Blue Dogs' Bark Worse Than Bite

by Timothy Foley · 2009-07-29 23:39:00 UTC

The House is back on track.  The Energy and Commerce Committee began marking up HR 3200 again this afternoon and will likely finish in the next few days.  At that point, all three committees will be done, their staff will work on reconciling discrepancies between the committee mark-ups, and when the House returns in September, a historic full health care reform bill will open for debate on the House floor.  All it took was a deal with the Blue Dogs – self-proclaimed fiscally conservative Democrats who effectively shut down Energy and Commerce until their demands were met.

The fact that the deal was struck is a positive – the process can roll on.  But most folks are worried first and foremost about what progressives in the House had to give up.

Surprisingly, not a whole heckuva lot.  Irate progressive Democrats are already calling this “a sop to the insurance industry,” but the insurance reforms and regulations are intact.  For those concerned that the disproportionate weight of the Blue Dogs and their pro-business tendencies would cause the House bill to be watered down, not much water was added.  Probably the biggest change – and the one least expected – was that originally the federal government was going to entirely pick up the tab for increasing Medicaid eligibility to all adults at or under 133% of the federal poverty line, as well as all of the cost for increased reimbursement, particularly for primary care, of the most anemic rates in Medicaid.  Now states will be asked to pay for 7% of the costs, at lest on the eligibility piece.  They’ll whine.  A lot.  But this still leaves the federal government paying for 93% of the cost.

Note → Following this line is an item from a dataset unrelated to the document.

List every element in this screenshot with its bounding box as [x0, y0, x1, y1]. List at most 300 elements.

What now seems like ages ago, the Blue Dogs aggressively suggested they only wanted to see a public health insurance option with a “trigger” – a five year “head start” for private insurance to take advantage of all the new customers and subsidies in the Health Exchange, with a public option kicking in to keep them honest only if private insurance fails to make health insurance affordable on its own (the sound you hear is me laughing so I don’t cry.)  They haven’t mentioned that in a while.  Instead, they held firm for a public option that does not use Medicare rates at all, but negotiates reimbursement with its providers.  It's a change.  But the House public option was always going to transition away from Medicare rates and towards negotiate with providers after three years.  The Senate HELP committee likewise uses provider rates from the get-go.  The negotiation with the Blue Dogs just anticipated (and resolved) a likely sticking point for reconciliation between the House and Senate bills.  The compromise also allows for states to set up their own co-ops.  The co-ops won’t replace the public option-- they’ll just be an additional choice.  No big whoop.

The element I was most nervous about was the cut in subsidies for those towards the high end of eligible income -- $43,000 for an individual and $88,000 for a family of four.  But the premiums for this income level will be 12% of their income instead of the original 11%.  Talk about tinkering around the edges.

As their main bragging point, the Blue Dogs pushed for small business exemption on the employer mandate to go up to payrolls with $500,000 (instead of $250,000).  Really, this is moving money around – robbing Peter (subsidies on individuals) and Patrick (Medicaid money from the states) to pay Paul (small businesses).  But not really paying Paul that much.

Finally, the total package will be shaved by $100 billion.  I’m by nature irked by cutting money just to say you cut money, rather than actually cutting in order to make a bill better.  But in this case, I just don’t see that the bill has lost anything.  Negotiating with the Senate is likely to change the reform legislation by an order of magnitude more than anything we’ve seen from negotiating with the Blue Dogs, for all of their barking.

That’s why I agree with the dominant sentiment – this was about stalling for time.  It’s basically impossible for a House vote before the recess at this point (so Henry Waxman and House leadership agreeing to delay a vote until September is a “no duh”).  Hopefully, the Senate Finance Committee – who has an extra week before recess – has a reasonable chance of getting their act together (defined solely as finally producing a draft bill, in this case).  As Jon Cohn writes, “[Blue Dogs] want to wait and see what the Senate produces. If they have to take what they consider a hard vote--to raise somebody's taxes, to change the way Medicare pays for medical services, whatever--they don't want to stick their necks out any more than is absolutely necessary.”

That’s why the Blue Dogs bit off so little of what makes HR 3200 work.  Once the vote was delayed, the rest was gravy anyway.

(Photo credit:  eepie on Flickr.)

Timothy Foley Tim has been an online organizer and blogger on health care policy for the Obama for America campaign and the Committee of Interns and Residents/SEIU Healthcare.